With no annotations, the description provides key behaviors: accepts single or array up to 50 cards, checks legality. It implies a read-only operation, no contradictory behaviors. Could mention output structure but adequate.

Agents need to know what a tool does to the world before calling it. Descriptions should go beyond structured annotations to explain consequences.

Conciseness5/5

Is the description appropriately sized, front-loaded, and free of redundancy?

Two sentences: first states purpose, second provides usage context and acceptable formats. No filler, front-loading of key info, every sentence earns its place.

Shorter descriptions cost fewer tokens and are easier for agents to parse.

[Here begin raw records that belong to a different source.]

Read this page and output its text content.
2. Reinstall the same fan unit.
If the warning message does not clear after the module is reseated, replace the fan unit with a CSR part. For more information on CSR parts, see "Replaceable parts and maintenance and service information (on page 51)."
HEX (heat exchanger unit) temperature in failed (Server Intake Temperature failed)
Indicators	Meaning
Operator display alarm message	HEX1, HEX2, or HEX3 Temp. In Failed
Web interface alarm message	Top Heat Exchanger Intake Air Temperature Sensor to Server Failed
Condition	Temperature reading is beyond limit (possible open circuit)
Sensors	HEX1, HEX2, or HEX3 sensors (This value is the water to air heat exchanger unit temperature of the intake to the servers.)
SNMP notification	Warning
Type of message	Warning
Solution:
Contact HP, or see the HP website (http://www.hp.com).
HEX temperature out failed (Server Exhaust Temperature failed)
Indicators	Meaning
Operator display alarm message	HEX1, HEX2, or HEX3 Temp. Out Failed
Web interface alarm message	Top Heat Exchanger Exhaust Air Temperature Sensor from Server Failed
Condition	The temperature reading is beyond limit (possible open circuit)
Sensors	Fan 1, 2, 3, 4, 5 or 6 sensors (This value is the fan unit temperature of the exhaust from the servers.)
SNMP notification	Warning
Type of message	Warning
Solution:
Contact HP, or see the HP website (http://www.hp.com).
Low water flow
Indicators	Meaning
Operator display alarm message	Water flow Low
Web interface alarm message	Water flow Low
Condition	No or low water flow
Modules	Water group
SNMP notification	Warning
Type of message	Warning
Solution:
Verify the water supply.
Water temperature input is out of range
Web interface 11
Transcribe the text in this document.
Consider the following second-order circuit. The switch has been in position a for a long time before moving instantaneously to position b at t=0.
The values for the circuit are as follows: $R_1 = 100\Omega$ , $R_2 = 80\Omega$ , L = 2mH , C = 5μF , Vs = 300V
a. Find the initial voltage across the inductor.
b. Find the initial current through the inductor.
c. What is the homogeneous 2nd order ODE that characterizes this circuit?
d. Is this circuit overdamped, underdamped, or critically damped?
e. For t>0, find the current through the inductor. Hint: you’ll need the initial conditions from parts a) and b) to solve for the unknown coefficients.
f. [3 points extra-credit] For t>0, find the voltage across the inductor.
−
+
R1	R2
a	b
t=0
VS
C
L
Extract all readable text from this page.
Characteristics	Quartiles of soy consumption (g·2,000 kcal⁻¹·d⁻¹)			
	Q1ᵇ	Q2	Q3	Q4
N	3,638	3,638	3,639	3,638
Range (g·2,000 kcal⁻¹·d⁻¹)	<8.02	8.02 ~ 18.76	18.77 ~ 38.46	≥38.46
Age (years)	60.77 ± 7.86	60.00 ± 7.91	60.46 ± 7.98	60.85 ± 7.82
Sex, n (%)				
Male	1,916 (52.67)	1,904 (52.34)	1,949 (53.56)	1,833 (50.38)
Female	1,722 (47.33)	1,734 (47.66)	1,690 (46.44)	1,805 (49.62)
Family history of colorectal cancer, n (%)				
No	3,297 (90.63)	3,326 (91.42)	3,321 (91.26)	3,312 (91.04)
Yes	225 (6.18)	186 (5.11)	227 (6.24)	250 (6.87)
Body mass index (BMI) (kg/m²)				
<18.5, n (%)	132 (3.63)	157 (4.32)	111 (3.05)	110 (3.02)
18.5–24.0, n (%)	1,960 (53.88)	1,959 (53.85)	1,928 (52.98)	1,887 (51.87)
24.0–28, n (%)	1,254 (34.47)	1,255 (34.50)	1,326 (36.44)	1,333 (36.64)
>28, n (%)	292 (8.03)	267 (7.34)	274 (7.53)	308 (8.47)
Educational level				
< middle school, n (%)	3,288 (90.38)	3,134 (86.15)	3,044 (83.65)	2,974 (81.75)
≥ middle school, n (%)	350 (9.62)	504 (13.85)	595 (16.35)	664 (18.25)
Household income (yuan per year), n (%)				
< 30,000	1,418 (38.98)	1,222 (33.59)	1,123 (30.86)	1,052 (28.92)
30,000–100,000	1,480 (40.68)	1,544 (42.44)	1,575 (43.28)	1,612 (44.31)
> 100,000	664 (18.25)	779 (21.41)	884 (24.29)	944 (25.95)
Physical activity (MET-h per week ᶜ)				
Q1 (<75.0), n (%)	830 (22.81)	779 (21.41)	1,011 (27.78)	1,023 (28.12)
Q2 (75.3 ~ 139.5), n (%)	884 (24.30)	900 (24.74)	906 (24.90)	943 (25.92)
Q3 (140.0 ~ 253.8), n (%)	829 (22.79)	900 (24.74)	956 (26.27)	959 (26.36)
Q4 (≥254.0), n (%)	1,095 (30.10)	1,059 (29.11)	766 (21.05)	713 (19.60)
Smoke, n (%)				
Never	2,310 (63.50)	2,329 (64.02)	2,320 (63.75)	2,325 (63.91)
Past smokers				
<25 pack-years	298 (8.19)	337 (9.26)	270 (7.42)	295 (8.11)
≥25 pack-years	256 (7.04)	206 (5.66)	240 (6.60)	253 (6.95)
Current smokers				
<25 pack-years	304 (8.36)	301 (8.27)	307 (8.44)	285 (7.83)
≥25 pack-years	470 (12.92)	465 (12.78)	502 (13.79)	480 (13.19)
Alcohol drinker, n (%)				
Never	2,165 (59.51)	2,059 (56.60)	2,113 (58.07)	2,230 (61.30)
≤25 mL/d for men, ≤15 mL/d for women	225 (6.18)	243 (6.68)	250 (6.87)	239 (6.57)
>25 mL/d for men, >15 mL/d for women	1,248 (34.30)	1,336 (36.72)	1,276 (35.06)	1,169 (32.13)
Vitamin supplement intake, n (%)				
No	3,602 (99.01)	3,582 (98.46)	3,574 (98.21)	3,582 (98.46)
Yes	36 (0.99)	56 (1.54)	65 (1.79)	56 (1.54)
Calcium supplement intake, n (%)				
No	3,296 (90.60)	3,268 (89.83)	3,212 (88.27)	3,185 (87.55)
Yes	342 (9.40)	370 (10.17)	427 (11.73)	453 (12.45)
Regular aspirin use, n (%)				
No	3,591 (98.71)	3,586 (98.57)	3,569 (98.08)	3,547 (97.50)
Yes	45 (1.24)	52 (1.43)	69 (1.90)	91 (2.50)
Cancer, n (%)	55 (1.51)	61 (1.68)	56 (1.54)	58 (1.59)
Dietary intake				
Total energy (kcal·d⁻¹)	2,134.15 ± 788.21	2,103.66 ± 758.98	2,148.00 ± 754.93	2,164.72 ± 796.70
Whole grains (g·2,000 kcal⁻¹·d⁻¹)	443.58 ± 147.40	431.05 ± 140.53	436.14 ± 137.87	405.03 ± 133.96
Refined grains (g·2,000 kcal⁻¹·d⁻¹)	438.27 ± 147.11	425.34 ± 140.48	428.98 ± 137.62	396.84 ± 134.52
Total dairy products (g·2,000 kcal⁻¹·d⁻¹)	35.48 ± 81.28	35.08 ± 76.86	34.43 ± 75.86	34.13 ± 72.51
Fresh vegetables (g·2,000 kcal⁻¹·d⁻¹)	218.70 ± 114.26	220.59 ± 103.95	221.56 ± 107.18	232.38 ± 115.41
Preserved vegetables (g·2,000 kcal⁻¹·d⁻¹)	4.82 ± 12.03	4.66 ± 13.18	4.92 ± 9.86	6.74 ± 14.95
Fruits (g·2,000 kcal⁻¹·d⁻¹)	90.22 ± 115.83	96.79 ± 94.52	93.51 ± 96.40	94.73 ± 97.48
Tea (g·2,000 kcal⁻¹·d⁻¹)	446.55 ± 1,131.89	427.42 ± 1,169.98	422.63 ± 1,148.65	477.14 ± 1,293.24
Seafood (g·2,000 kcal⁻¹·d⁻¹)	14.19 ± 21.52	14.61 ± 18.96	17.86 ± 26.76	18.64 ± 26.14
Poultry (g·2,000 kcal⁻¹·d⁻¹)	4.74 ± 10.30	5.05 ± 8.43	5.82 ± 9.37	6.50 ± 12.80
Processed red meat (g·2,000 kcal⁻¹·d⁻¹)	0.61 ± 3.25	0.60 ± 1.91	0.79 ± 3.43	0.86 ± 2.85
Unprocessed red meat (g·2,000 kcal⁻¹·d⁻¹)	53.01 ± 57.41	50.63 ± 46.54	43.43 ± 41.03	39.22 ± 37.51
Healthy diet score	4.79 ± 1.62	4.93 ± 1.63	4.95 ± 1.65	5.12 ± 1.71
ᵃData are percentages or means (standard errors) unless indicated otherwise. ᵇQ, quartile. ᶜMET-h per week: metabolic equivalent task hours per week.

Every sentence should earn its place.

Completeness4/5

Given the tool's complexity, does the description cover enough for an agent to succeed on first attempt?

Given no output schema, the description implies the output is a legality status per format, which is sufficient for this simple tool. Could detail output format, but the agent can infer from the query nature.

Complex tools with many parameters or behaviors need more documentation. Simple tools need less. This dimension scales expectations accordingly.

Parameters3/5

Does the description clarify parameter syntax, constraints, interactions, or defaults beyond what the schema provides?

Schema coverage is 100%, so parameters are well-documented. The description adds context like 'max 50' and 'Omit for all formats' but does not go beyond what the schema already conveys. Baseline 3 is appropriate.

Input schemas describe structure but not intent. Descriptions should explain non-obvious parameter relationships and valid value ranges.

Purpose5/5

Does the description clearly state what the tool does and how it differs from similar tools?

The description clearly states the verb 'check' and the resource 'which formats a card is legal in', distinguishing it from sibling tools like 'get_card' (card details) and 'search_cards' (searching). It specifies the action and scope.

Agents choose between tools based on descriptions. A clear purpose with a specific verb and resource helps agents select the right tool.

Usage Guidelines4/5

Does the description explain when to use this tool, when not to, or what alternatives exist?

The description tells when to use the tool ('when a user wants to know if a card is legal') and lists example formats. It does not explicitly state when not to use it, but the focus on legality is clear, and siblings cover other use cases.

Agents often have multiple tools that could apply. Explicit usage guidance like "use X instead of Y when Z" prevents misuse.